Review: No Place Like Hope, at Old Red Lion Theatre
Brutally truthful characters anchor heavyweight subject matter in moving and thought-provoking production
17 November, 2017 — By Mimi Launder
Holly Donovan and Clare Corbett in No Place Like Hope
WHILE serving a community punishment order at a hospice, feisty young Becca meets the acerbic Anna, a cancer patient. It seems like a match made in hell. Yet throughout No Place Like Hope, the duo fall into a strange routine and with it comes an equally bizarre bond.
Becca marches around the sparse hospice room – the stage’s only set – with a loud yet endearing reluctance, while Anna watches, amused but embittered.
For Anna, a life-altering illness weighs her down, while Becca appears to just want to move on with her life.
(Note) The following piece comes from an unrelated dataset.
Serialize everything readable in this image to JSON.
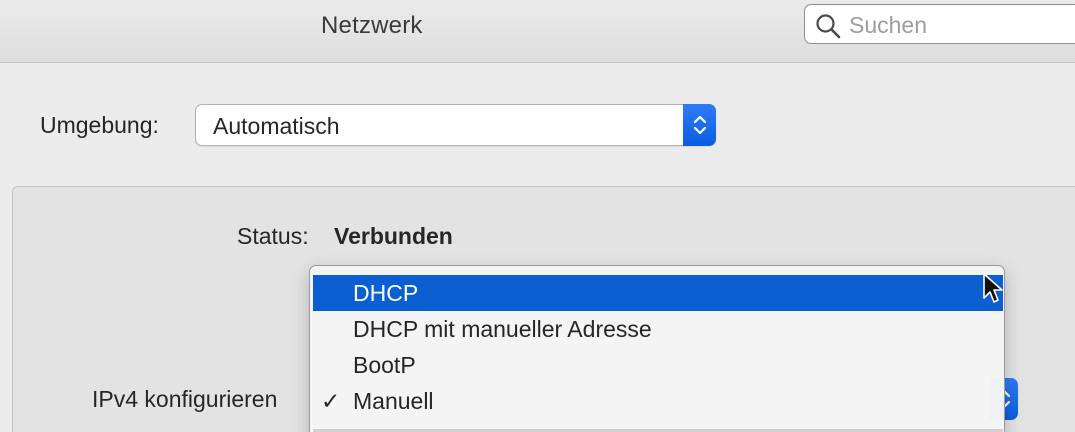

One is in her 30s, the other is a teenager; one is “posh”, as Becca accuses, while the other is a petty criminal; one is ill, whereas the other’s life is just beginning. But mischief unites the duo, as does a no-nonsense loyalty to honesty.
Such brutally truthful characters – who also love a laugh – anchor a subject matter that could easily float off into the saccharine.
But any moment the script slips into self-importance, the in-yer-face laugher of Becca (Holly Donovan) slams it back to Earth. And Anna (Clare Corbett) quashes any misplaced hope, bitterly reminding the audience that life is frail and short.
Nurse Bri (Max Calandrew) watches on stiffly yet kindly, trying to do his job around the two women playing out the drama of illness while delighting in the hilarity of life.
Carla Kingham directs this female-led drama, balancing the leads with finesse and subtlety.
Shave 20 minutes off and the audience would leave the theatre shaking, but too many angst-ridden scenes dilute the potent mixture of bitterness and hope. Yet as it is, expect to sob anyway.
As funny as it is deeply moving and thought-provoking, No Place Like Hope might tell a story we have all heard before but it does so through fearless, fresh eyes.